Missouri does not recognize contractual sovereign immunity. Courts in Missouri have consistently held that sovereign immunity does not apply to breach of contract claims.[7]

CONCLUSION 

Since sovereign immunity and related issues can be nuanced and vary by investor, it is extremely important to consult counsel when sovereign immunity issues may be present in your deal. The Cadwalader team stands ready to assist. In our next installment, we will visit Montana, Nebraska, Nevada, New Hampshire and New Jersey. Please stay tuned.

 

[1] Mass Elec. Co. v. Athol One, Inc., 462 N.E.2d 1370, 1371 (Mass. 1984)

[2] See Davidson v. State, 201 N.W.2d 296, 298 (Mich. Ct. App. 1972) (citing Zynda v. Aeronautics Comm’n, 125 N.W.2d 858 (Mich. 1964)

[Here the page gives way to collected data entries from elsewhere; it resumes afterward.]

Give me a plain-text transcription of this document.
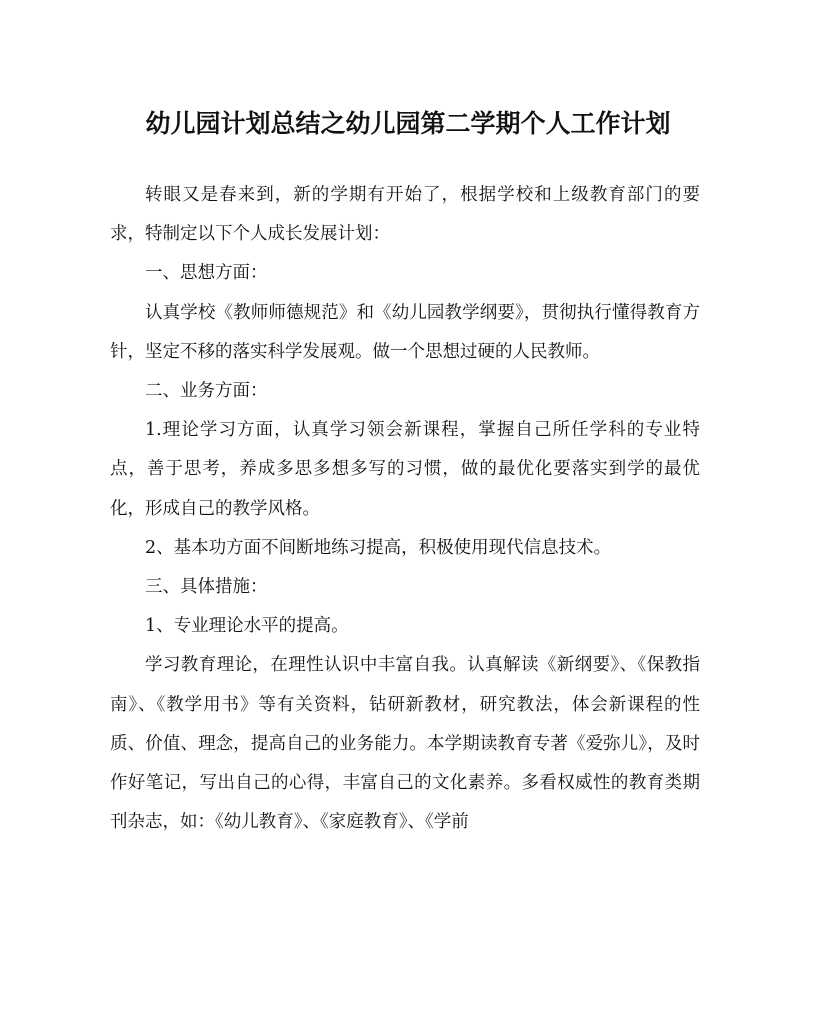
幼儿园计划总结之幼儿园第二学期个人工作计划

转眼又是春来到，新的学期有开始了，根据学校和上级教育部门的要求，特制定以下个人成长发展计划：

一、思想方面：

认真学校《教师师德规范》和《幼儿园教学纲要》，贯彻执行懂得教育方针，坚定不移的落实科学发展观。做一个思想过硬的人民教师。

二、业务方面：

1.理论学习方面，认真学习领会新课程，掌握自己所任学科的专业特点，善于思考，养成多思多想多写的习惯，做的最优化要落实到学的最优化，形成自己的教学风格。

2、基本功方面不间断地练习提高，积极使用现代信息技术。

三、具体措施：

1、专业理论水平的提高。

学习教育理论，在理性认识中丰富自我。认真解读《新纲要》、《保教指南》、《教学用书》等有关资料，钻研新教材，研究教法，体会新课程的性质、价值、理念，提高自己的业务能力。本学期读教育专著《爱弥儿》，及时作好笔记，写出自己的心得，丰富自己的文化素养。多看权威性的教育类期刊杂志，如：《幼儿教育》、《家庭教育》、《学前
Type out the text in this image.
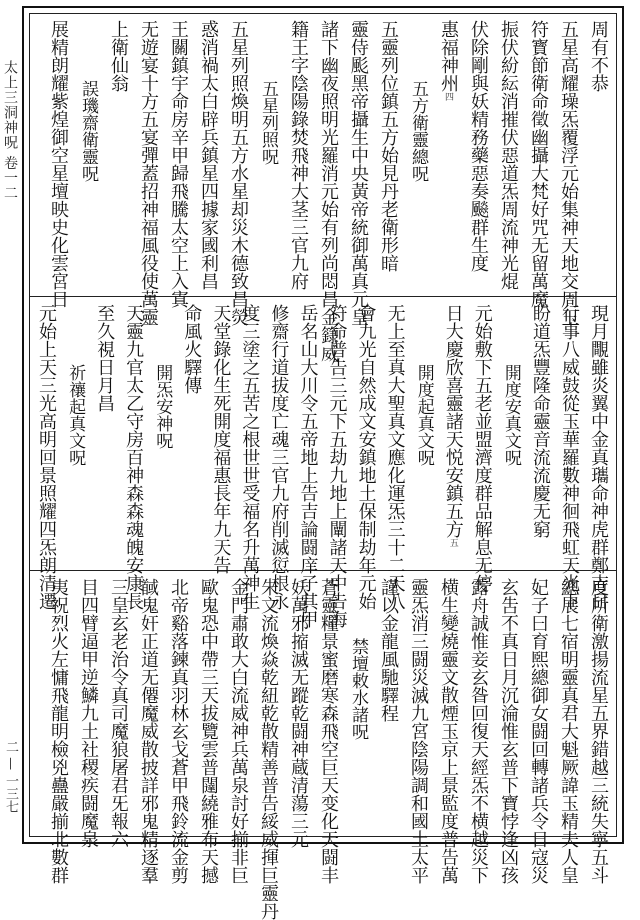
太上三洞神呪 卷一二
二 — 一三七
周有不恭
五星高耀璪炁覆浮元始集神天地交周玉
符寳節衛命徵幽攝大梵好咒无留萬魔
振伏紛紜消摧伏惡道炁周流神光焜
伏除剛與妖精務藥惡奏飈群生度
惠福神州四
五方衛靈總呪
五靈列位鎮五方始見丹老衛形暗
靈侍颩黑帝攝生中央黃帝統御萬真元皇
諸下幽夜照明光羅消元始有列尚悶昌金籙威
籍王字陰陽錄焚飛神大茎三官九府
五星列照呪
五星列照煥明五方水星却災木德致昌熒
惑消禍太白辟兵鎮星四據家國利昌
王關鎮宇命房辛甲歸飛騰太空上入寘
无遊宴十方五宴彈蓋招神福風役使萬靈
上衛仙翁
誤璣齋衛靈呪
展精朗耀紫煌御空星壇映史化雲宮日
現月覸雖炎翼中金真瓗命神虎群鄭吉日
行事八威鼓從玉華羅數神徊飛虹天光下
盼道炁豐隆命靈音流流慶无窮
開度安真文呪
元始敷下五老並盟濟度群品解息无停
日大慶欣喜靈諸天悦安鎮五方五
開度起真文呪
无上至真大聖真文應化運炁三十二天八
會九光自然成文安鎮地土保制劫年元始
符命普告三元下五劫九地上闡諸天中告海
岳名山大川令五帝地上告吉論闘庠子其甲
修齋行道拔度亡魂三官九府削滅愆根永
度三塗之五苦之根世世受福名升萬神生
天堂錄化生死開度福惠長年九天告
命風火驛傳
開炁安神呪
天靈九官太乙守房百神森森魂魄安康長
至久視日月昌
祈禳起真文呪
元始上天三光高明回景照耀四炁朗清遷
度所衛激揚流星五界錯越三統失寧五斗
總展七宿明靈真君大魁厥諱玉精夫人皇
妃子曰育煕總御女闘回轉諸兵令日寇災
玄吿不真日月沉淪惟玄普下寶悖逢凶孩
露舟誠惟妾玄昝回復天經炁不横越災下
横生變燒靈文散煙玉京上景監度普告萬
靈炁消三闘災滅九宮陰陽調和國土太平
謹以金龍風馳驛程
禁壇敕水諸呪
蒼靈糧景蜜磨寒森飛空巨天变化天闘丰
妖萬邪摍滅无蹤乾闘神蔵清蕩三元
朱文流煥焱乾紐乾散精善普告綏威揮巨靈丹
金門肅敢大白流威神兵萬泉討好揃非巨
歐鬼恐中帶三天拔覽雲普闥繞雅布天撼
北帝谿落鍊真羽林玄戈蒼甲飛鈴流金剪
馘鬼奸正道无僊魔威散披詳邪鬼精逐羣
三皇玄老治令真司魔狼屠君旡報六
目四臂逼甲逆鱗九土社稷疾闘魔泉
夷祝烈火左慵飛龍明檢兇蠱嚴揃北數群
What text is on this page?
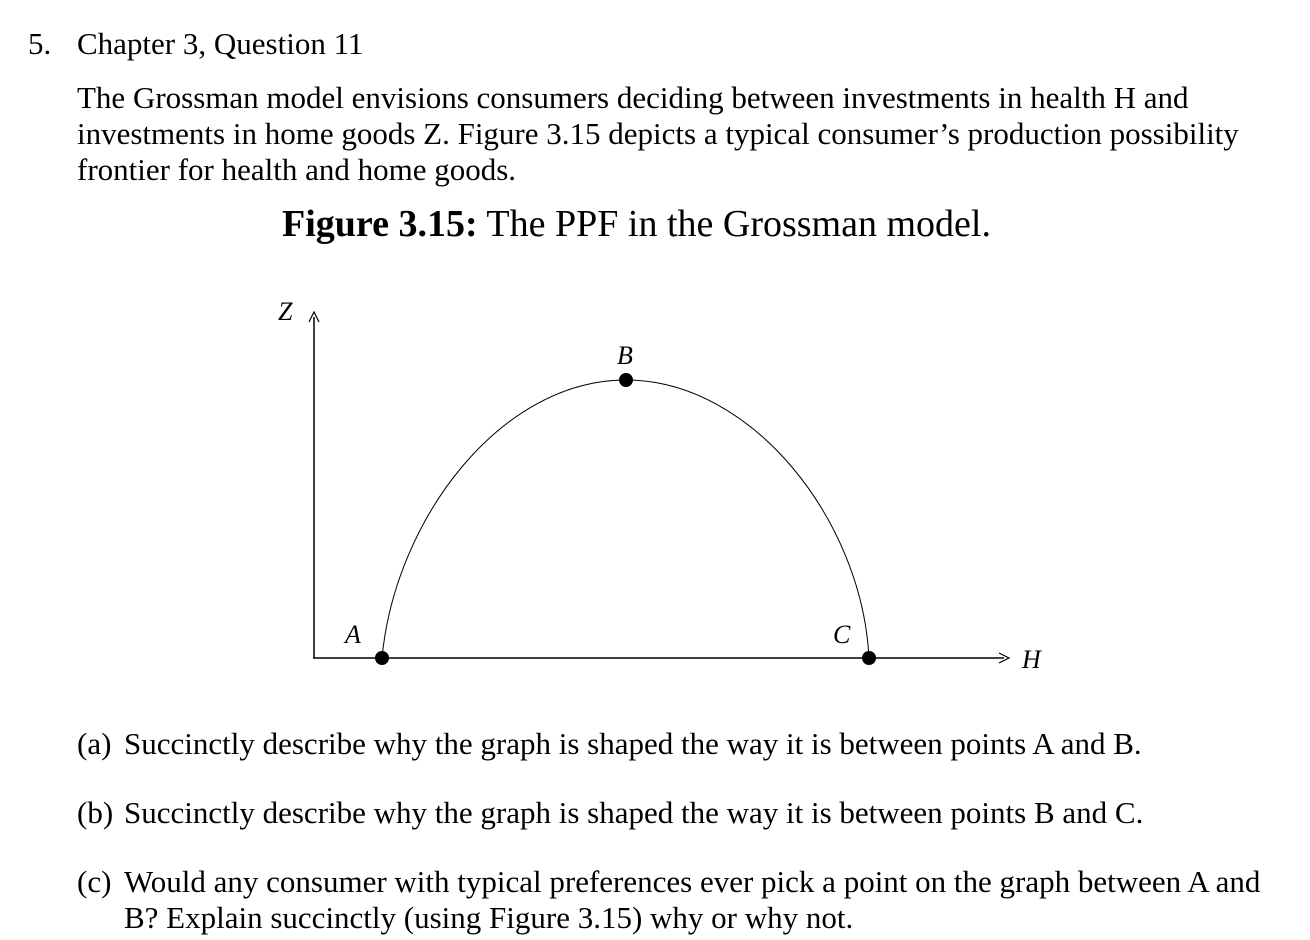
5. Chapter 3, Question 11
The Grossman model envisions consumers deciding between investments in health H and investments in home goods Z. Figure 3.15 depicts a typical consumer’s production possibility frontier for health and home goods.
Figure 3.15: The PPF in the Grossman model.
Z
H
A
B
C
(a) Succinctly describe why the graph is shaped the way it is between points A and B.
(b) Succinctly describe why the graph is shaped the way it is between points B and C.
(c) Would any consumer with typical preferences ever pick a point on the graph between A and B? Explain succinctly (using Figure 3.15) why or why not.
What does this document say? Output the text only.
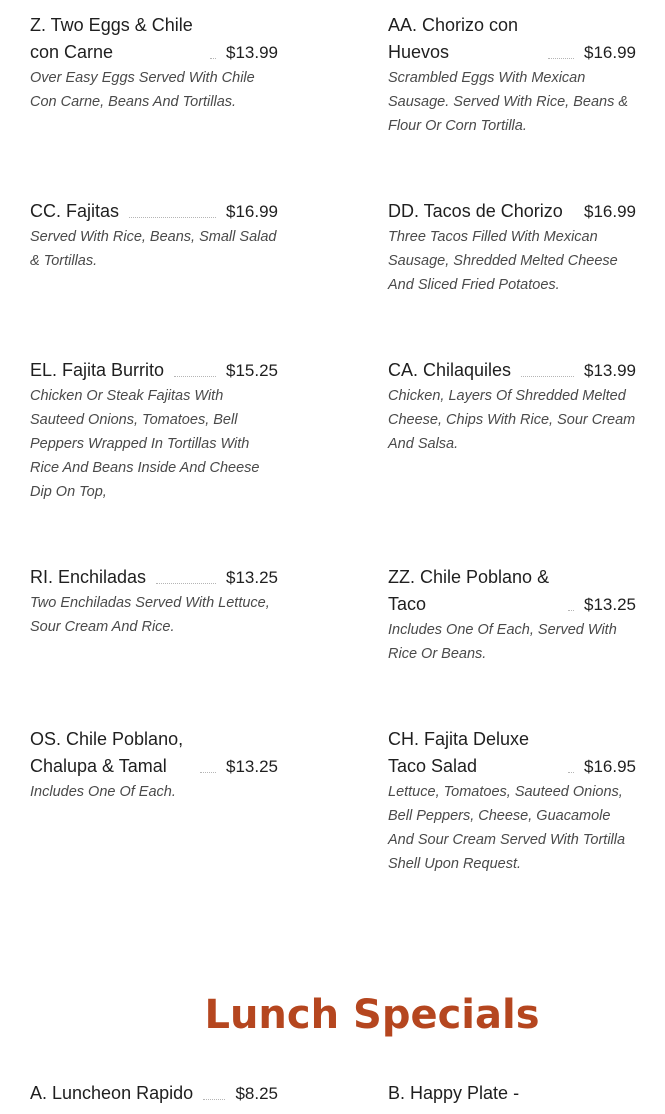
Z. Two Eggs & Chile con Carne	$13.99
Over Easy Eggs Served With Chile Con Carne, Beans And Tortillas.
AA. Chorizo con Huevos	$16.99
Scrambled Eggs With Mexican Sausage. Served With Rice, Beans & Flour Or Corn Tortilla.
CC. Fajitas	$16.99
Served With Rice, Beans, Small Salad & Tortillas.
DD. Tacos de Chorizo $16.99
Three Tacos Filled With Mexican Sausage, Shredded Melted Cheese And Sliced Fried Potatoes.
EL. Fajita Burrito	$15.25
Chicken Or Steak Fajitas With Sauteed Onions, Tomatoes, Bell Peppers Wrapped In Tortillas With Rice And Beans Inside And Cheese Dip On Top,
CA. Chilaquiles	$13.99
Chicken, Layers Of Shredded Melted Cheese, Chips With Rice, Sour Cream And Salsa.
RI. Enchiladas	$13.25
Two Enchiladas Served With Lettuce, Sour Cream And Rice.
ZZ. Chile Poblano & Taco	$13.25
Includes One Of Each, Served With Rice Or Beans.
OS. Chile Poblano, Chalupa & Tamal	$13.25
Includes One Of Each.
CH. Fajita Deluxe Taco Salad	$16.95
Lettuce, Tomatoes, Sauteed Onions, Bell Peppers, Cheese, Guacamole And Sour Cream Served With Tortilla Shell Upon Request.
Lunch Specials
A. Luncheon Rapido $8.25	B. Happy Plate -
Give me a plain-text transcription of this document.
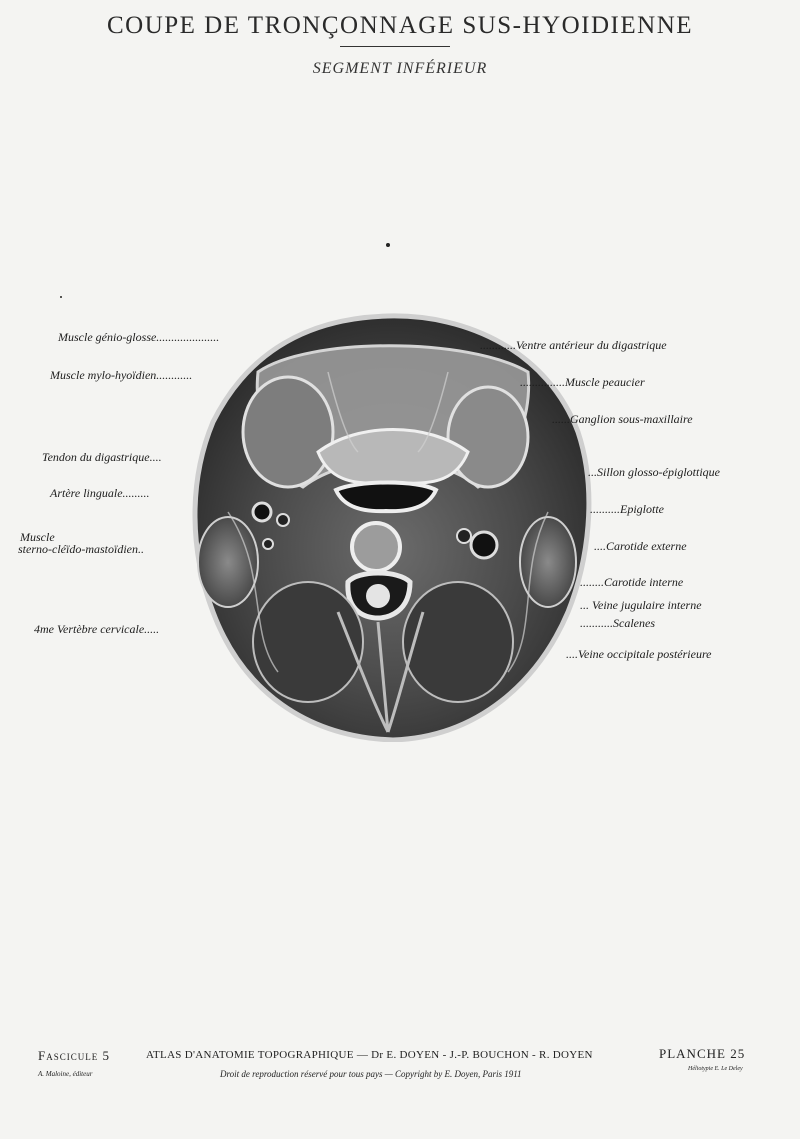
COUPE DE TRONÇONNAGE SUS-HYOIDIENNE
SEGMENT INFÉRIEUR
Muscle génio-glosse.....................
Muscle mylo-hyoïdien............
Tendon du digastrique....
Artère linguale.........
Muscle
sterno-cléïdo-mastoïdien..
4me Vertèbre cervicale.....
............Ventre antérieur du digastrique
...............Muscle peaucier
......Ganglion sous-maxillaire
...Sillon glosso-épiglottique
..........Epiglotte
....Carotide externe
........Carotide interne
... Veine jugulaire interne
...........Scalenes
....Veine occipitale postérieure
Fascicule 5	ATLAS D'ANATOMIE TOPOGRAPHIQUE — Dr E. DOYEN - J.-P. BOUCHON - R. DOYEN	PLANCHE 25
A. Maloine, éditeur	Droit de reproduction réservé pour tous pays — Copyright by E. Doyen, Paris 1911	Héliotypie E. Le Deley
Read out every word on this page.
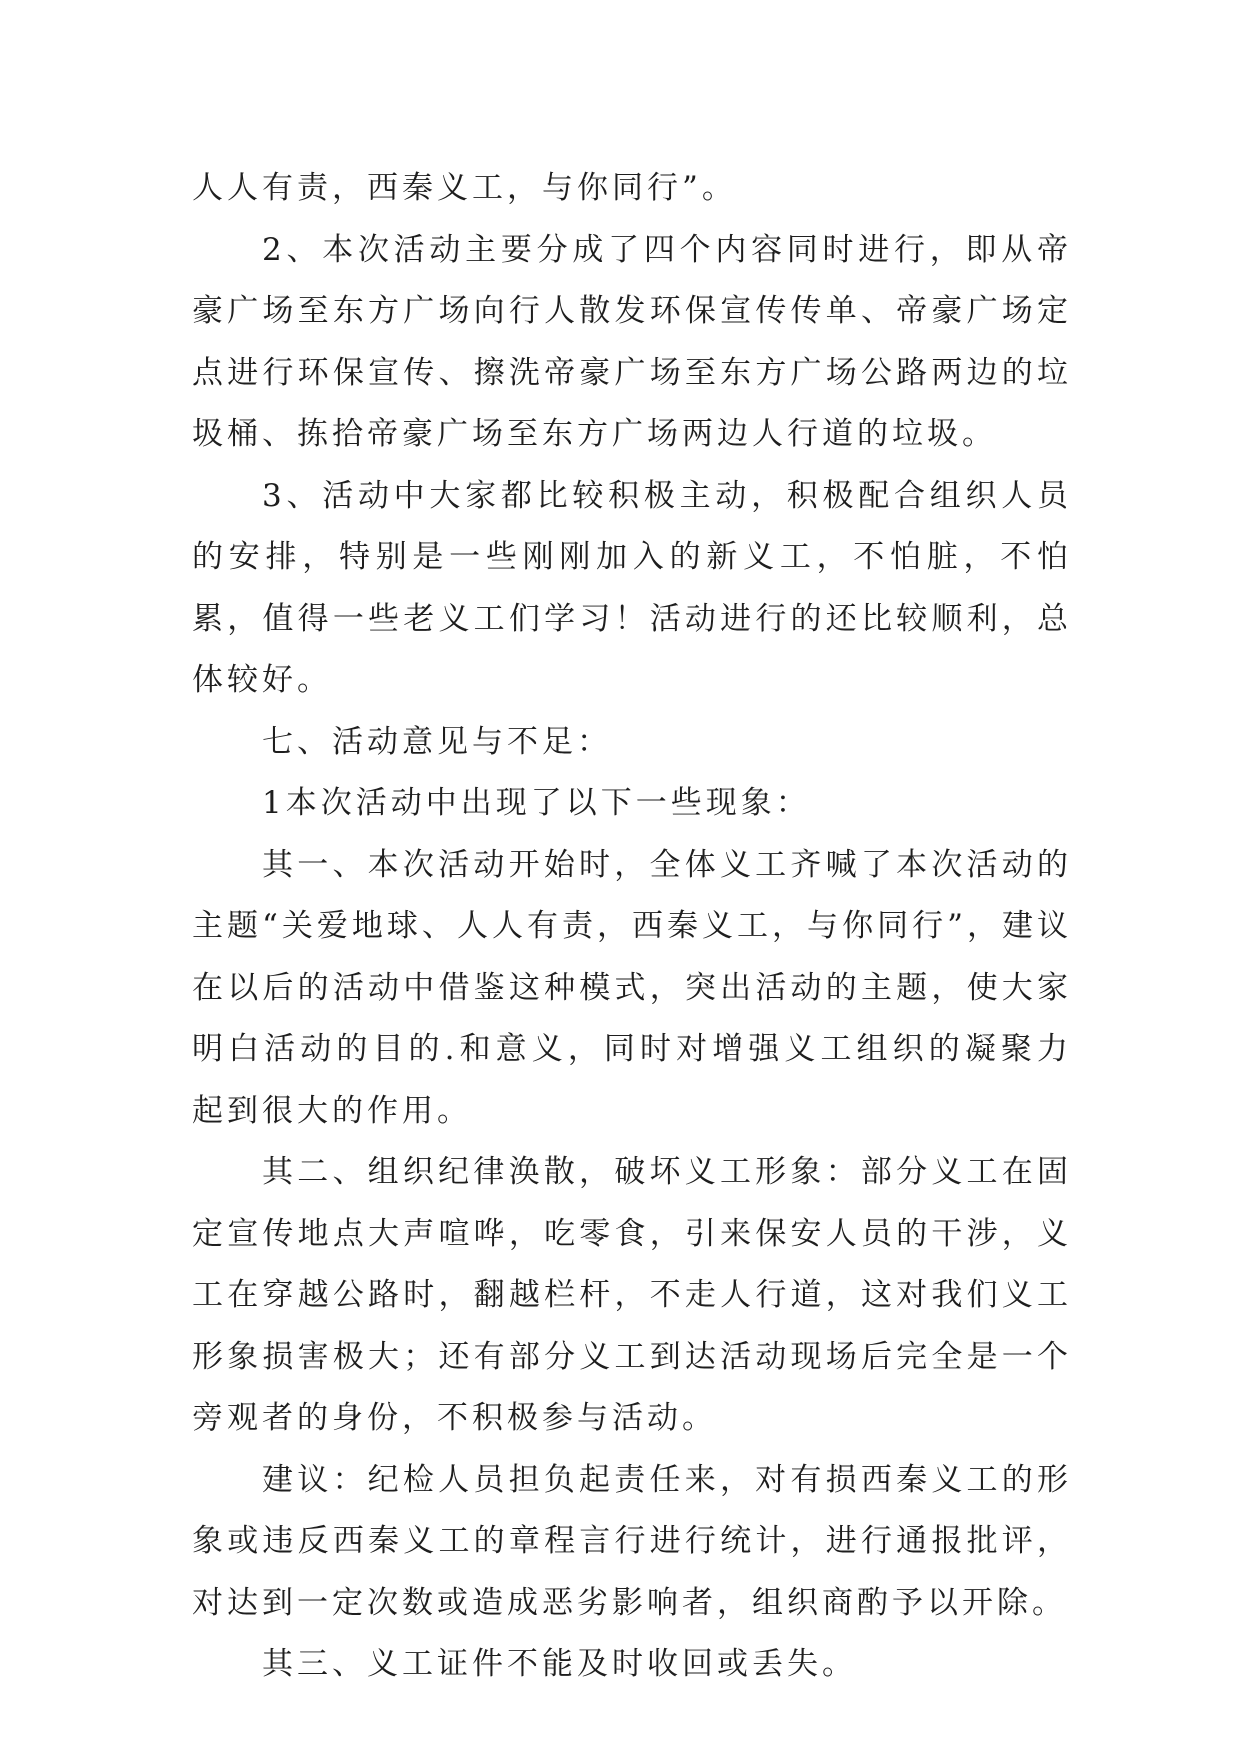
人人有责，西秦义工，与你同行”。

2、本次活动主要分成了四个内容同时进行，即从帝豪广场至东方广场向行人散发环保宣传传单、帝豪广场定点进行环保宣传、擦洗帝豪广场至东方广场公路两边的垃圾桶、拣拾帝豪广场至东方广场两边人行道的垃圾。

3、活动中大家都比较积极主动，积极配合组织人员的安排，特别是一些刚刚加入的新义工，不怕脏，不怕累，值得一些老义工们学习！活动进行的还比较顺利，总体较好。

七、活动意见与不足：

1本次活动中出现了以下一些现象：

其一、本次活动开始时，全体义工齐喊了本次活动的主题“关爱地球、人人有责，西秦义工，与你同行”，建议在以后的活动中借鉴这种模式，突出活动的主题，使大家明白活动的目的.和意义，同时对增强义工组织的凝聚力起到很大的作用。

其二、组织纪律涣散，破坏义工形象：部分义工在固定宣传地点大声喧哗，吃零食，引来保安人员的干涉，义工在穿越公路时，翻越栏杆，不走人行道，这对我们义工形象损害极大；还有部分义工到达活动现场后完全是一个旁观者的身份，不积极参与活动。

建议：纪检人员担负起责任来，对有损西秦义工的形象或违反西秦义工的章程言行进行统计，进行通报批评，对达到一定次数或造成恶劣影响者，组织商酌予以开除。

其三、义工证件不能及时收回或丢失。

[3] Const 1963, art 9, Sec 18

[4] Minn. Stat. § 3.751.

[5] McDonough v. City of Rosemount, 503 N.W.2d 493, 497; City of Minneapolis v. Ames & Fischer Co. II, LLP, 724 N.W.2d 749, 756 (Minn. App. 2006).

[6]Churchill vs. Pearl River Basin Dev. Dist., 619 So.2d 900, 903 (Miss. 1993). See also Cig Contractors v. Miss. State. Bldg. Comm’n, 399 So.2d 1352 (Miss. 1981) stating “[W]here the state has lawfully entered into a business contract with an individual, the obligations and duties of the contract should be mutually binding an reciprocal.”